IFN-gamma influences the migration of thoracic duct B and T lymphocyte subsets in vivo. Random increase in disappearance from the blood and differential decrease in reappearance in the lymph.

Thoracic duct lymphocytes (TDL) continuously patrol through the body, facilitating immune responses at most sites. IFN-gamma might regulate immune responses by influencing the migration of TDL. Therefore, it was investigated in vivo whether IFN-gamma affects the migration of thoracic duct B, T, CD4+, and CD8+ lymphocytes from blood to lymph. Labeled TDL were injected i.v. into rats continuously receiving IFN-gamma via a central venous catheter.

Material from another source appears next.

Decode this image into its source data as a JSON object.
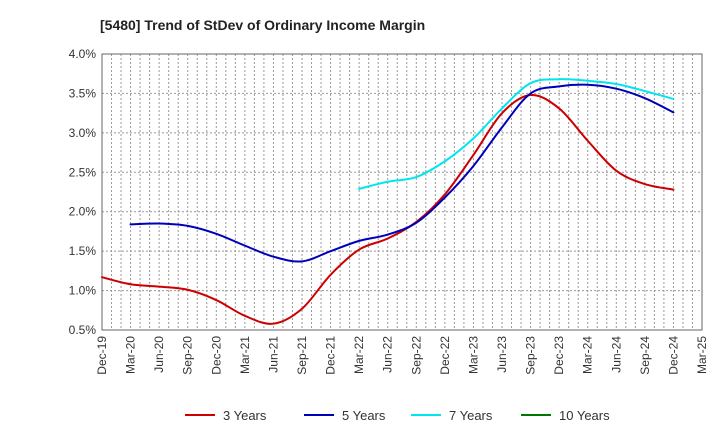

The numbers of B, T, CD4+, and CD8+ lymphocytes were determined in blood and thoracic duct lymph for 120 h. IFN-gamma increased the disappearance of TDL from the blood to a similar extent in all subsets. In contrast, the reappearance of B and T lymphocyte subsets in the lymph was decreased: B lymphocytes were affected significantly more than T lymphocytes, whereas CD4+ and CD8+ lymphocytes were affected to a similar extent. Our study suggests that differential retention within the tissue rather than preferential immigration into the tissue creates a microenvironment with a distinct composition of lymphocyte subsets.